Creighton has been connected to the Co-Lab for many years. For eight years she taught classes to workers interested in becoming union representatives through the ILR Extension’s Labor Studies Program. She has also been involved with ILR’s High Road Fellowship program since its inception, serving on the program’s advisory board.
“I am beyond thrilled to have Cathy join ILR and Outreach,” said Associate Professor Ariel Avgar, who is ILR's associate dean for Outreach. “Cathy brings to her role a wealth of experience in the labor and employment arena, a deep commitment to Buffalo, and a genuine enthusiasm for the ILR School. I look forward to working with her and I'm excited about the next chapter for Buffalo Co-Lab under her leadership.”
“I bring two things to the table,” said Creighton of her appointment. “First of all, I’m an ILR grad and I also know this particular program because I've been exposed to it through my time teaching and also through my work on the High Road advisory board. Second, I bring a great deal of working knowledge of the labor economy and the labor community through my work as a lawyer for the last 26 years. I have worked with dozens of labor unions, and the flip side of that coin is that I've worked with every management lawyer in Buffalo and their employer clients.”
In addition, Creighton serves on the Coalition for Economic Justice Workers’ Rights Board, and was formerly a board member of the Lawyers Coordinating Committee of the AFL-CIO and the Labor and Employment Relations Association of Western New York.
“My commitment to labor stems not from something radical, but from common decency — the belief that people should have a voice in their workplace and be treated fairly,” she said.
It also stems from personal experience.
The child of Irish immigrants, Creighton recognizes that her story is the prototypical American Dream.
Her mother, who attended school through eighth grade, was a waitress. Her father, who completed sixth grade, worked for the New York Telephone Company (later Verizon) and was a member of Communications Workers of America Local 1101.
“That membership, came with very good wages and benefits, and retirement benefits such as a pension and retiree health care, all of which allowed us to have a middle-class life,” Creighton said. “It provided comfort and stability.”
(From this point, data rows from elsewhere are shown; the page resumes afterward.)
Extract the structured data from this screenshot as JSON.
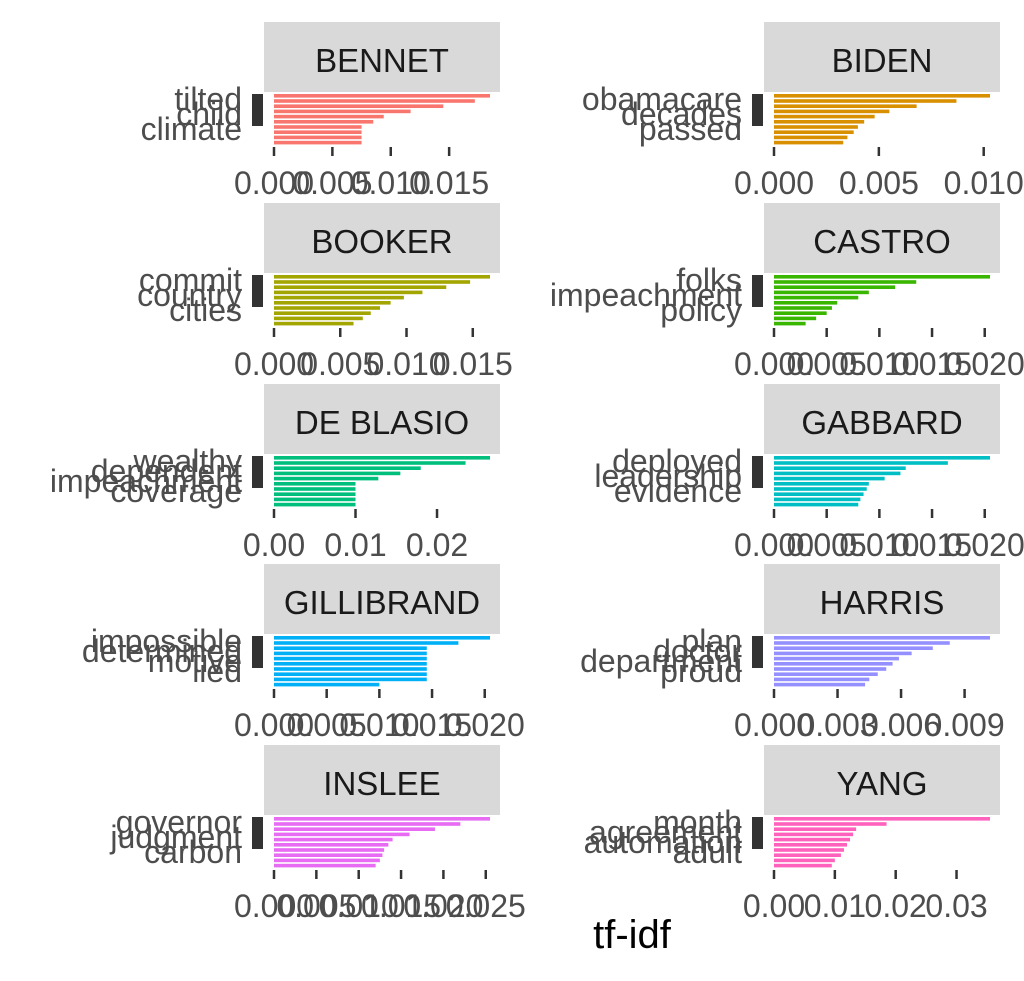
{
  "chart_data": {
    "type": "bar",
    "orientation": "horizontal",
    "xlabel": "tf-idf",
    "facet_rows": 5,
    "facet_cols": 2,
    "panels": [
      {
        "title": "BENNET",
        "color": "#F8766D",
        "xlim": [
          0,
          0.0185
        ],
        "ticks": [
          0,
          0.005,
          0.01,
          0.015
        ],
        "tick_labels": [
          "0.000",
          "0.005",
          "0.010",
          "0.015"
        ],
        "visible_labels": [
          "tilted",
          "child",
          "climate"
        ],
        "values": [
          0.0185,
          0.0172,
          0.0145,
          0.0117,
          0.0094,
          0.0085,
          0.0075,
          0.0075,
          0.0075,
          0.0075
        ]
      },
      {
        "title": "BIDEN",
        "color": "#D89000",
        "xlim": [
          0,
          0.0103
        ],
        "ticks": [
          0,
          0.005,
          0.01
        ],
        "tick_labels": [
          "0.000",
          "0.005",
          "0.010"
        ],
        "visible_labels": [
          "obamacare",
          "decades",
          "passed"
        ],
        "values": [
          0.0103,
          0.0087,
          0.0068,
          0.0055,
          0.0048,
          0.0043,
          0.004,
          0.0038,
          0.0035,
          0.0033
        ]
      },
      {
        "title": "BOOKER",
        "color": "#A3A500",
        "xlim": [
          0,
          0.0163
        ],
        "ticks": [
          0,
          0.005,
          0.01,
          0.015
        ],
        "tick_labels": [
          "0.000",
          "0.005",
          "0.010",
          "0.015"
        ],
        "visible_labels": [
          "commit",
          "country",
          "cities"
        ],
        "values": [
          0.0163,
          0.0148,
          0.013,
          0.0112,
          0.0098,
          0.0088,
          0.008,
          0.0073,
          0.0067,
          0.006
        ]
      },
      {
        "title": "CASTRO",
        "color": "#39B600",
        "xlim": [
          0,
          0.0205
        ],
        "ticks": [
          0,
          0.005,
          0.01,
          0.015,
          0.02
        ],
        "tick_labels": [
          "0.000",
          "0.005",
          "0.010",
          "0.015",
          "0.020"
        ],
        "visible_labels": [
          "folks",
          "impeachment",
          "policy"
        ],
        "values": [
          0.0205,
          0.0135,
          0.0115,
          0.009,
          0.008,
          0.006,
          0.0055,
          0.005,
          0.004,
          0.003
        ]
      },
      {
        "title": "DE BLASIO",
        "color": "#00BF7D",
        "xlim": [
          0,
          0.0265
        ],
        "ticks": [
          0,
          0.01,
          0.02
        ],
        "tick_labels": [
          "0.00",
          "0.01",
          "0.02"
        ],
        "visible_labels": [
          "wealthy",
          "dependent",
          "impeachment",
          "coverage"
        ],
        "values": [
          0.0265,
          0.0235,
          0.018,
          0.0155,
          0.0128,
          0.01,
          0.01,
          0.01,
          0.01,
          0.01
        ]
      },
      {
        "title": "GABBARD",
        "color": "#00BFC4",
        "xlim": [
          0,
          0.0205
        ],
        "ticks": [
          0,
          0.005,
          0.01,
          0.015,
          0.02
        ],
        "tick_labels": [
          "0.000",
          "0.005",
          "0.010",
          "0.015",
          "0.020"
        ],
        "visible_labels": [
          "deployed",
          "leadership",
          "evidence"
        ],
        "values": [
          0.0205,
          0.0165,
          0.0125,
          0.012,
          0.0105,
          0.009,
          0.0088,
          0.0085,
          0.0082,
          0.008
        ]
      },
      {
        "title": "GILLIBRAND",
        "color": "#00B0F6",
        "xlim": [
          0,
          0.0205
        ],
        "ticks": [
          0,
          0.005,
          0.01,
          0.015,
          0.02
        ],
        "tick_labels": [
          "0.000",
          "0.005",
          "0.010",
          "0.015",
          "0.020"
        ],
        "visible_labels": [
          "impossible",
          "determined",
          "motive",
          "lied"
        ],
        "values": [
          0.0205,
          0.0175,
          0.0145,
          0.0145,
          0.0145,
          0.0145,
          0.0145,
          0.0145,
          0.0145,
          0.01
        ]
      },
      {
        "title": "HARRIS",
        "color": "#9590FF",
        "xlim": [
          0,
          0.0102
        ],
        "ticks": [
          0,
          0.003,
          0.006,
          0.009
        ],
        "tick_labels": [
          "0.000",
          "0.003",
          "0.006",
          "0.009"
        ],
        "visible_labels": [
          "plan",
          "doctor",
          "department",
          "proud"
        ],
        "values": [
          0.0102,
          0.0083,
          0.0075,
          0.0065,
          0.0059,
          0.0056,
          0.0053,
          0.0049,
          0.0045,
          0.0043
        ]
      },
      {
        "title": "INSLEE",
        "color": "#E76BF3",
        "xlim": [
          0,
          0.0255
        ],
        "ticks": [
          0,
          0.005,
          0.01,
          0.015,
          0.02,
          0.025
        ],
        "tick_labels": [
          "0.000",
          "0.005",
          "0.010",
          "0.015",
          "0.020",
          "0.025"
        ],
        "visible_labels": [
          "governor",
          "judgment",
          "carbon"
        ],
        "values": [
          0.0255,
          0.022,
          0.019,
          0.016,
          0.014,
          0.0135,
          0.013,
          0.0128,
          0.0125,
          0.012
        ]
      },
      {
        "title": "YANG",
        "color": "#FF62BC",
        "xlim": [
          0,
          0.0355
        ],
        "ticks": [
          0,
          0.01,
          0.02,
          0.03
        ],
        "tick_labels": [
          "0.00",
          "0.01",
          "0.02",
          "0.03"
        ],
        "visible_labels": [
          "month",
          "agreement",
          "automation",
          "adult"
        ],
        "values": [
          0.0355,
          0.0185,
          0.0135,
          0.013,
          0.0125,
          0.012,
          0.0115,
          0.011,
          0.01,
          0.0095
        ]
      }
    ]
  }
}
After graduating from Cornell, Creighton earned a law degree from the Boston University School of Law and became a field attorney for the National Labor Relations Board in Brooklyn. From there, she joined Lipsitz Green, in Buffalo.
In 2002, she helped found Creighton, Pearce, Johnsen & Giroux, a firm which represents about 45 unions.
Now, she is returning to her roots at ILR.
“It will be a new challenge,” Creighton said. “Something completely different, but in the same field. I think the thing that’s the most appealing for me is that I can hopefully help employees and their employers in a different context – through education and research.”
As for the Co-Lab itself, Creighton hopes to expand its work outside the Buffalo workforce and into government by engaging in research that can be used to develop high road model legislation for employee rights in New York state and beyond.
Creighton would also like to see more ILR alumni involvement in Buffalo, a returned focus on education for workers and managers and an expansion of High Roads engaged learning link with students on campus.
“I’ll admit it is nerve-racking to step into a program that's been here for 75 years,” Creighton said. “It's nerve-racking to make sure that it succeeds and thrives in the next 75 years. I've spent 30 years practicing law, so I'm a little concerned that I have the right skills, but that also means that I'm going to work hard to make sure that I’m successful.”
Fleron has no doubt that Creighton is up to the task.
“Having Cathy take over the program is like passing the baton to a teammate in a relay race—you feel exhilarated, relieved and actively optimistic. Her preparation to run the next leg of the race for ILR in Buffalo assures wins in reaching the ultimate team prize—a more equitable, vibrant and sustainable economy.